Thanks Jens! This should help in reducing the size of the following list, http://people.fedoraproject.org/~halfie/scans/rawhide-execstack-list.txt
Here's a scratch build for x86_64 too: http://koji.fedoraproject.org/koji/taskinfo?taskID=6467138 which should become identical to the final rawhide build once I have tested it.
(In reply to Jens Petersen from comment #13) > Here's a scratch build for x86_64 too: Ugh, I mean http://koji.fedoraproject.org/koji/taskinfo?taskID=6470812
The saga gets better: the 64bit build above does not fix execstack! unlike the 32bit one above... boggle, which is consistent with comment 6.
Still true for F21 alas.
This message is a reminder that Fedora 21 is nearing its end of life. Approximately 4 (four) weeks from now Fedora will stop maintaining and issuing updates for Fedora 21. It is Fedora's policy to close all bug reports from releases that are no longer maintained. At that time this bug will be closed as EOL if it remains open with a Fedora 'version' of '21'. Package Maintainer: If you wish for this bug to remain open because you plan to fix it in a currently maintained version, simply change the 'version' to a later Fedora version. Thank you for reporting this issue and we are sorry that we were not able to fix it before Fedora 21 is end of life. If you would still like to see this bug fixed and are able to reproduce it against a later version of Fedora, you are encouraged change the 'version' to a later Fedora version prior this bug is closed as described in the policy above. Although we aim to fix as many bugs as possible during every release's lifetime, sometimes those efforts are overtaken by events. Often a more recent Fedora release includes newer upstream software that fixes bugs or makes them obsolete.
Fedora 21 changed to end-of-life (EOL) status on 2015-12-01. Fedora 21 is no longer maintained, which means that it will not receive any further security or bug fix updates.
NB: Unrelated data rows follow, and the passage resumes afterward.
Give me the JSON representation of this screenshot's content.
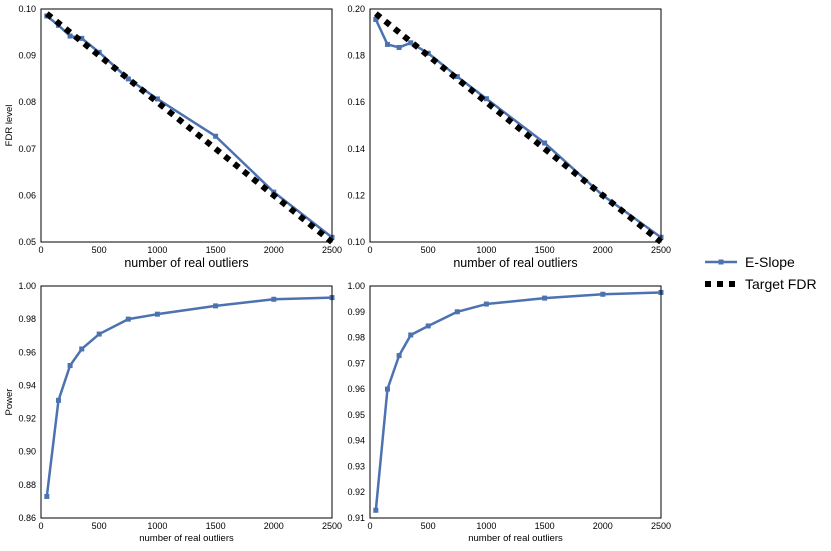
{
  "colors": {
    "eslope": "#4c72b0",
    "target": "#000000",
    "frame": "#000000"
  },
  "legend": {
    "eslope_label": "E-Slope",
    "target_label": "Target FDR",
    "placement": "right"
  },
  "chart_data": [
    {
      "type": "line",
      "xlabel": "number of real outliers",
      "ylabel": "FDR level",
      "xlim": [
        0,
        2500
      ],
      "ylim": [
        0.05,
        0.1
      ],
      "xticks": [
        "0",
        "500",
        "1000",
        "1500",
        "2000",
        "2500"
      ],
      "yticks": [
        "0.05",
        "0.06",
        "0.07",
        "0.08",
        "0.09",
        "0.10"
      ],
      "x": [
        50,
        150,
        250,
        350,
        500,
        750,
        1000,
        1500,
        2000,
        2500
      ],
      "series": [
        {
          "name": "E-Slope",
          "values": [
            0.0985,
            0.0965,
            0.0942,
            0.0937,
            0.0907,
            0.085,
            0.0807,
            0.0727,
            0.0607,
            0.051
          ]
        },
        {
          "name": "Target FDR",
          "values": [
            0.099,
            0.097,
            0.095,
            0.093,
            0.09,
            0.085,
            0.08,
            0.07,
            0.06,
            0.05
          ]
        }
      ]
    },
    {
      "type": "line",
      "xlabel": "number of real outliers",
      "ylabel": "",
      "xlim": [
        0,
        2500
      ],
      "ylim": [
        0.1,
        0.2
      ],
      "xticks": [
        "0",
        "500",
        "1000",
        "1500",
        "2000",
        "2500"
      ],
      "yticks": [
        "0.10",
        "0.12",
        "0.14",
        "0.16",
        "0.18",
        "0.20"
      ],
      "x": [
        50,
        150,
        250,
        350,
        500,
        750,
        1000,
        1500,
        2000,
        2500
      ],
      "series": [
        {
          "name": "E-Slope",
          "values": [
            0.1955,
            0.1848,
            0.1835,
            0.1855,
            0.181,
            0.171,
            0.1615,
            0.1425,
            0.12,
            0.102
          ]
        },
        {
          "name": "Target FDR",
          "values": [
            0.198,
            0.194,
            0.19,
            0.186,
            0.18,
            0.17,
            0.16,
            0.14,
            0.12,
            0.1
          ]
        }
      ]
    },
    {
      "type": "line",
      "xlabel": "number of real outliers",
      "ylabel": "Power",
      "xlim": [
        0,
        2500
      ],
      "ylim": [
        0.86,
        1.0
      ],
      "xticks": [
        "0",
        "500",
        "1000",
        "1500",
        "2000",
        "2500"
      ],
      "yticks": [
        "0.86",
        "0.88",
        "0.90",
        "0.92",
        "0.94",
        "0.96",
        "0.98",
        "1.00"
      ],
      "x": [
        50,
        150,
        250,
        350,
        500,
        750,
        1000,
        1500,
        2000,
        2500
      ],
      "series": [
        {
          "name": "E-Slope",
          "values": [
            0.873,
            0.931,
            0.952,
            0.962,
            0.971,
            0.98,
            0.983,
            0.988,
            0.992,
            0.993
          ]
        }
      ]
    },
    {
      "type": "line",
      "xlabel": "number of real outliers",
      "ylabel": "",
      "xlim": [
        0,
        2500
      ],
      "ylim": [
        0.91,
        1.0
      ],
      "xticks": [
        "0",
        "500",
        "1000",
        "1500",
        "2000",
        "2500"
      ],
      "yticks": [
        "0.91",
        "0.92",
        "0.93",
        "0.94",
        "0.95",
        "0.96",
        "0.97",
        "0.98",
        "0.99",
        "1.00"
      ],
      "x": [
        50,
        150,
        250,
        350,
        500,
        750,
        1000,
        1500,
        2000,
        2500
      ],
      "series": [
        {
          "name": "E-Slope",
          "values": [
            0.913,
            0.96,
            0.973,
            0.981,
            0.9845,
            0.99,
            0.993,
            0.9953,
            0.9968,
            0.9975
          ]
        }
      ]
    }
  ]
}
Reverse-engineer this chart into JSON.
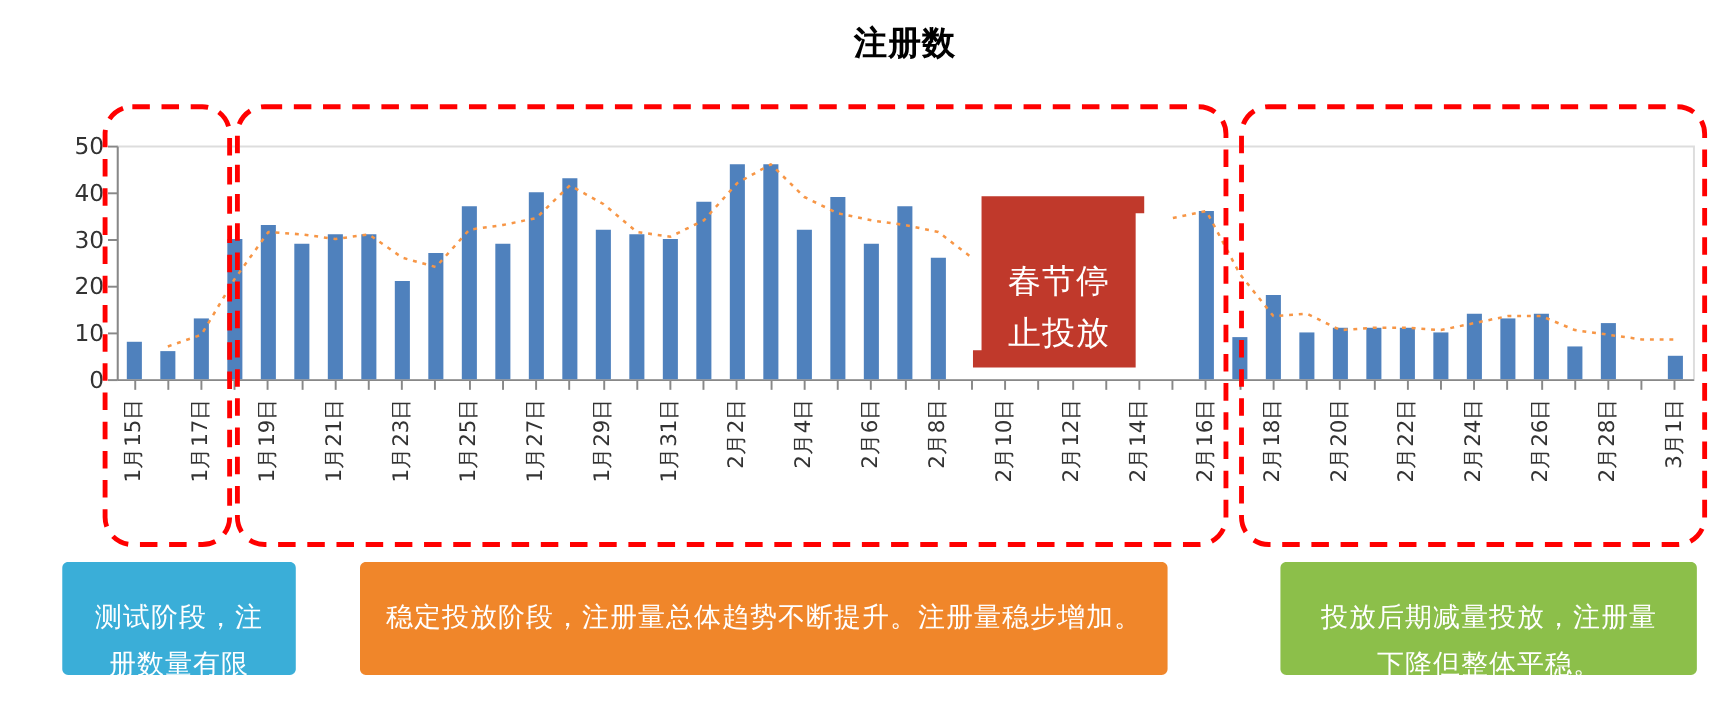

As a result we are closing this bug. If you can reproduce this bug against a currently maintained version of Fedora please feel free to reopen this bug against that version. If you are unable to reopen this bug, please file a new report against the current release. If you experience problems, please add a comment to this bug. Thank you for reporting this bug and we are sorry it could not be fixed.